FINMA verfügt eine Reihe von Massnahmen
Bereits vor und seit Beginn des FINMA-Verfahrens hat Julius Bär operationelle, organisatorische und personelle Massnahmen zur Verbesserung des Geldwäschereidispositivs getroffen. Diese sind grundsätzlich geeignet, das Kontrollsystem und die Compliance-Kultur zu stärken. Die FINMA anerkennt, dass diese Massnahmen unter der heutigen Führung entschieden vorwärts getrieben werden. Die FINMA ordnet nun die rasche vollständige Umsetzung dieser und die Ergreifung weiterer Massnahmen an, damit die geldwäschereirechtlichen Bestimmungen in der Bank effektiv eingehalten werden. Die FINMA verfügt folgende weiteren Massnahmen:
- Die Bank muss einen Prozess etablieren, damit sie Kundenberater mit einem Kundenbuch mit erhöhten Geldwäschereirisiken identifizieren, die identifizierten Risiken beurteilen und angemessen begrenzen kann.
- Die Bank muss ihre Vergütungs- und Sanktionspolitik so anpassen, dass diese keine Anreize mehr bietet, unter Inkaufnahme unangemessener Risiken oder fehlender Compliance möglichst hohe Erträge zu generieren.
- Die Bank muss im Verwaltungsrat einen auf Conduct- und Compliance-Fragen spezialisierten Ausschuss oder einen ähnlich wirksamen Mechanismus etablieren.

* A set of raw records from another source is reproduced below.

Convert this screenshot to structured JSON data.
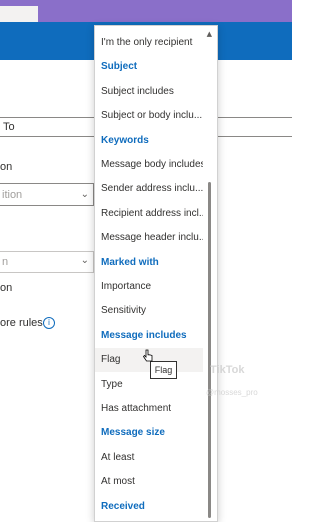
{
  "background": {
    "to_field_text": "To",
    "label_on": "on",
    "dropdown_placeholder": "ition",
    "select_value": "n",
    "label_on_2": "on",
    "more_rules": "ore rules",
    "info_glyph": "i"
  },
  "dropdown": {
    "scroll_up_glyph": "▲",
    "items": [
      {
        "label": "I'm the only recipient",
        "type": "option"
      },
      {
        "label": "Subject",
        "type": "header"
      },
      {
        "label": "Subject includes",
        "type": "option"
      },
      {
        "label": "Subject or body inclu...",
        "type": "option"
      },
      {
        "label": "Keywords",
        "type": "header"
      },
      {
        "label": "Message body includes",
        "type": "option"
      },
      {
        "label": "Sender address inclu...",
        "type": "option"
      },
      {
        "label": "Recipient address incl...",
        "type": "option"
      },
      {
        "label": "Message header inclu...",
        "type": "option"
      },
      {
        "label": "Marked with",
        "type": "header"
      },
      {
        "label": "Importance",
        "type": "option"
      },
      {
        "label": "Sensitivity",
        "type": "option"
      },
      {
        "label": "Message includes",
        "type": "header"
      },
      {
        "label": "Flag",
        "type": "option",
        "hover": true
      },
      {
        "label": "Type",
        "type": "option"
      },
      {
        "label": "Has attachment",
        "type": "option"
      },
      {
        "label": "Message size",
        "type": "header"
      },
      {
        "label": "At least",
        "type": "option"
      },
      {
        "label": "At most",
        "type": "option"
      },
      {
        "label": "Received",
        "type": "header"
      }
    ]
  },
  "tooltip": "Flag",
  "watermark": {
    "brand": "TikTok",
    "handle": "@mosses_pro"
  },
  "colors": {
    "accent": "#0f6cbd",
    "header_text": "#0f6cbd",
    "hover": "#f3f2f1",
    "top_strip": "#8a6fc9"
  }
}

- Der Bank wird bis zur Wiederherstellung des ordnungsgemässen Zustands untersagt, Transaktionen (beispielsweise bedeutende Akquisitionen von Firmen) durchzuführen, welche die operationellen Risiken (namentlich die Geldwäschereirisiken) sowie den Komplexitätsgrad der Organisation erheblich erhöhen.
Die FINMA wird die Umsetzung dieser verfügten und der eingeleiteten bankeigenen Massnahmen von einem unabhängigen Beauftragten etappenweise überprüfen lassen.
Die FINMA wird nun wie üblich nach Abschluss des Verfahrens gegen die Bank in einem zweiten Schritt prüfen, ob Verfahren gegen Einzelpersonen eröffnet werden.
FINMA geht konsequent gegen Verstösse im Geldwäschereibereich vor
Der Schweizer Finanzplatz war in den vergangenen Jahren im Zusammenhang mit internationalen Korruptionsfällen (Petrobras, Odebrecht, 1MDB, Panama Papers, FIFA oder PDVSA) stark exponiert. Die FINMA hat ihren Aufsichtsfokus in der Geldwäschereibekämpfung deshalb auf den Umgang der Institute mit solchen internationalen Geldwäschereifällen (Dossier Geldwäschereibekämpfung) gerichtet. Die FINMA stellte bei den Beaufsichtigten generell zuletzt eine konsequentere Praxis hinsichtlich der Einhaltung der geldwäschereirechtlichen Pflichten fest. In ihrem Risikomonitor hat die FINMA die Geldwäschereigefahr jedoch weiterhin als ein Hauptrisiko des Finanzplatzes bezeichnet. Damit bleibt dieses Thema ein Schwerpunktthema ihrer Aufsichtstätigkeit.